P027: MAC AS A MILLER: A NONTRADITIONAL RESCUE MANEUVER FOR THE OBSTRUCTING EPIGLOTTIS
David M Corda, MD; University of Florida College of Medicine
Background: Traditional airway education typically includes instruction on use of both the Miller and Macintosh laryngoscope blades. Conventional techniques include lifting the epiglottis with the Miller blade and lifting in the valecula with the Macintosh blade.
Case Reports: We present multiple cases of both direct larygoscopy and indirect video laryngoscopy where view of the glottic opening was obstructed by an olongated or omega-shaped epiglottis despite correct positioning and usage of a Macintosh laryngoscope blade.
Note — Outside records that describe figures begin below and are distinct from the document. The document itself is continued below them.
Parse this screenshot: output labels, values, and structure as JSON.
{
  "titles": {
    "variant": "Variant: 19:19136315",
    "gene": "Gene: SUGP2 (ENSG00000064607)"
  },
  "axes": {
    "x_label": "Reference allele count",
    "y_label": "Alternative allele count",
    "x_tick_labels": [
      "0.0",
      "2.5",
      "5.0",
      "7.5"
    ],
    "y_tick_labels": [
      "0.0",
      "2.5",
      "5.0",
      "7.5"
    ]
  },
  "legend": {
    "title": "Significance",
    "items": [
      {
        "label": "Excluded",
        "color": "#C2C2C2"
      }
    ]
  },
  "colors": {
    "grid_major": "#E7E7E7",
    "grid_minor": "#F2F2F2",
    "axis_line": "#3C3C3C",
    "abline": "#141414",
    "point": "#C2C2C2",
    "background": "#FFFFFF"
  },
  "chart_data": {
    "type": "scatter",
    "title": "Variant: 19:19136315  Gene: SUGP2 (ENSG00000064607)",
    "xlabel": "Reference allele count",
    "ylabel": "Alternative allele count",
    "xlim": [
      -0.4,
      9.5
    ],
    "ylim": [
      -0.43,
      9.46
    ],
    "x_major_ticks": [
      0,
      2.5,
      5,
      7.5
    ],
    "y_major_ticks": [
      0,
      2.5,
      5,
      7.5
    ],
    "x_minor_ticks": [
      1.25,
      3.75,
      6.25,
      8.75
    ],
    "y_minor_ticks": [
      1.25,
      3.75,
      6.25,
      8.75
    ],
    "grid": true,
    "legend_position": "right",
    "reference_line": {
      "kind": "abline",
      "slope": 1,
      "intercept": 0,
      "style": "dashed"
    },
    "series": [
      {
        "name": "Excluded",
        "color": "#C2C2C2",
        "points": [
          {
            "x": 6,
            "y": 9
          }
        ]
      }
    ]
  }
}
By utilizing the Macintosh laryngoscope blade non traditionally as a Miller blade, the view was improved from a Cormack-Lehane(CL) grade 3 view to a CL grade 1 view leading to successful endotracheal intubation.
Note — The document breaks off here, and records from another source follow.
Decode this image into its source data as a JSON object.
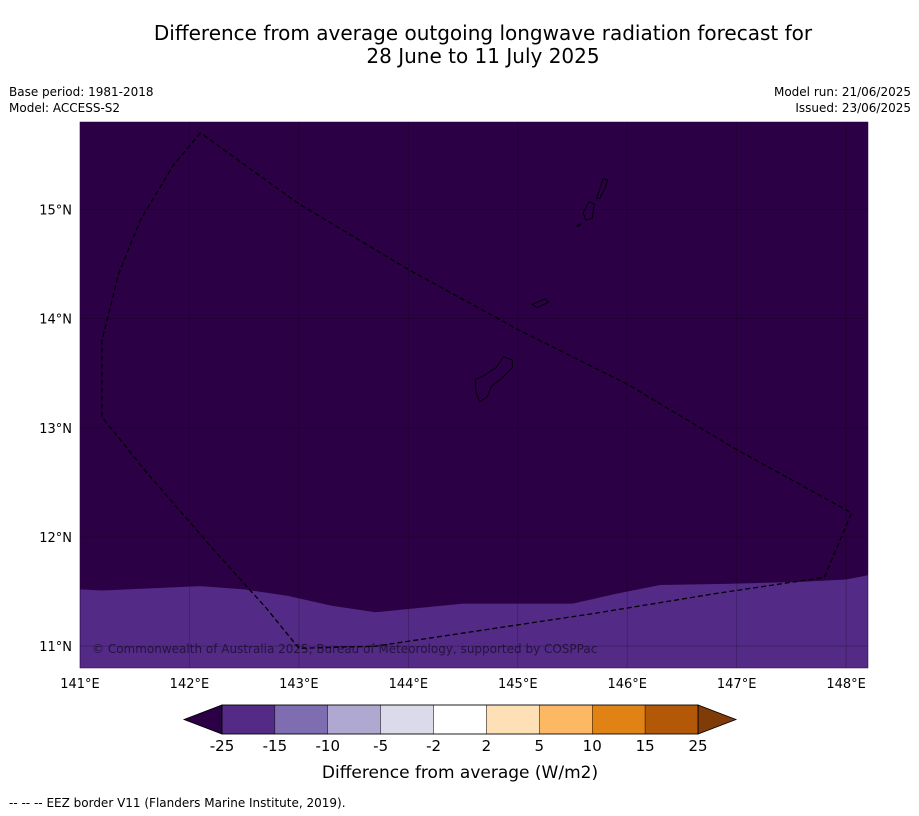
{
  "header": {
    "title_line1": "Difference from average outgoing longwave radiation forecast for",
    "title_line2": "28 June to 11 July 2025",
    "base_period": "Base period: 1981-2018",
    "model": "Model: ACCESS-S2",
    "model_run": "Model run: 21/06/2025",
    "issued": "Issued: 23/06/2025"
  },
  "map": {
    "lon_range": [
      141.0,
      148.2
    ],
    "lat_range": [
      10.8,
      15.8
    ],
    "lon_ticks": [
      "141°E",
      "142°E",
      "143°E",
      "144°E",
      "145°E",
      "146°E",
      "147°E",
      "148°E"
    ],
    "lat_ticks": [
      "15°N",
      "14°N",
      "13°N",
      "12°N",
      "11°N"
    ],
    "background_category": "< -25",
    "background_color": "#2c0044",
    "southern_band_category": "-25 to -15",
    "southern_band_color": "#532a86",
    "southern_band_boundary": [
      [
        141.0,
        11.52
      ],
      [
        141.2,
        11.51
      ],
      [
        142.1,
        11.55
      ],
      [
        142.5,
        11.52
      ],
      [
        142.9,
        11.46
      ],
      [
        143.3,
        11.37
      ],
      [
        143.7,
        11.31
      ],
      [
        144.0,
        11.34
      ],
      [
        144.5,
        11.39
      ],
      [
        145.0,
        11.39
      ],
      [
        145.5,
        11.39
      ],
      [
        145.9,
        11.48
      ],
      [
        146.3,
        11.56
      ],
      [
        146.9,
        11.57
      ],
      [
        147.6,
        11.59
      ],
      [
        148.0,
        11.61
      ],
      [
        148.2,
        11.65
      ]
    ],
    "eez_border": [
      [
        142.1,
        15.7
      ],
      [
        141.85,
        15.4
      ],
      [
        141.55,
        14.9
      ],
      [
        141.35,
        14.4
      ],
      [
        141.2,
        13.8
      ],
      [
        141.2,
        13.1
      ],
      [
        141.6,
        12.6
      ],
      [
        142.25,
        11.85
      ],
      [
        142.7,
        11.35
      ],
      [
        143.0,
        10.98
      ],
      [
        143.7,
        11.0
      ],
      [
        144.7,
        11.15
      ],
      [
        145.7,
        11.3
      ],
      [
        146.8,
        11.48
      ],
      [
        147.8,
        11.63
      ],
      [
        148.05,
        12.22
      ],
      [
        147.0,
        12.8
      ],
      [
        146.0,
        13.4
      ],
      [
        145.0,
        13.9
      ],
      [
        144.0,
        14.45
      ],
      [
        143.0,
        15.05
      ],
      [
        142.1,
        15.7
      ]
    ],
    "islands": [
      {
        "name": "Guam",
        "outline": [
          [
            144.87,
            13.65
          ],
          [
            144.95,
            13.62
          ],
          [
            144.95,
            13.55
          ],
          [
            144.85,
            13.45
          ],
          [
            144.76,
            13.38
          ],
          [
            144.72,
            13.28
          ],
          [
            144.65,
            13.24
          ],
          [
            144.62,
            13.32
          ],
          [
            144.61,
            13.44
          ],
          [
            144.68,
            13.47
          ],
          [
            144.8,
            13.55
          ],
          [
            144.87,
            13.65
          ]
        ]
      },
      {
        "name": "Rota",
        "outline": [
          [
            145.13,
            14.13
          ],
          [
            145.25,
            14.18
          ],
          [
            145.28,
            14.15
          ],
          [
            145.18,
            14.1
          ],
          [
            145.13,
            14.13
          ]
        ]
      },
      {
        "name": "Tinian",
        "outline": [
          [
            145.6,
            14.97
          ],
          [
            145.65,
            15.07
          ],
          [
            145.7,
            15.05
          ],
          [
            145.68,
            14.92
          ],
          [
            145.62,
            14.9
          ],
          [
            145.6,
            14.97
          ]
        ]
      },
      {
        "name": "Saipan",
        "outline": [
          [
            145.72,
            15.1
          ],
          [
            145.78,
            15.28
          ],
          [
            145.82,
            15.27
          ],
          [
            145.8,
            15.2
          ],
          [
            145.75,
            15.1
          ],
          [
            145.72,
            15.1
          ]
        ]
      },
      {
        "name": "Aguijan",
        "outline": [
          [
            145.54,
            14.85
          ],
          [
            145.58,
            14.87
          ],
          [
            145.55,
            14.84
          ],
          [
            145.54,
            14.85
          ]
        ]
      }
    ],
    "copyright": "© Commonwealth of Australia 2025, Bureau of Meteorology, supported by COSPPac"
  },
  "colorbar": {
    "labels": [
      "-25",
      "-15",
      "-10",
      "-5",
      "-2",
      "2",
      "5",
      "10",
      "15",
      "25"
    ],
    "colors": [
      "#532a86",
      "#7e6db1",
      "#afa8d1",
      "#dadaeb",
      "#ffffff",
      "#fee0b6",
      "#fdb863",
      "#e08214",
      "#b35806"
    ],
    "under_color": "#2c0044",
    "over_color": "#7f3b08",
    "title": "Difference from average (W/m2)"
  },
  "footer": {
    "legend_symbol": "-- -- --",
    "legend_text": "EEZ border V11 (Flanders Marine Institute, 2019)."
  }
}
Discussion: Although this maneuver (using a Macintosh blade like a Miller blade) may seem commonplace to a few, many anesthesiologists fail to recognize its usefulness. Furthermore, an informal survey amongst providers encountering the same scenario revealed that most would change blades and re-instrument the airway or use blind passage of a bougie to assist intubation. Although those techniques may help, they may cause unwanted airway trauma.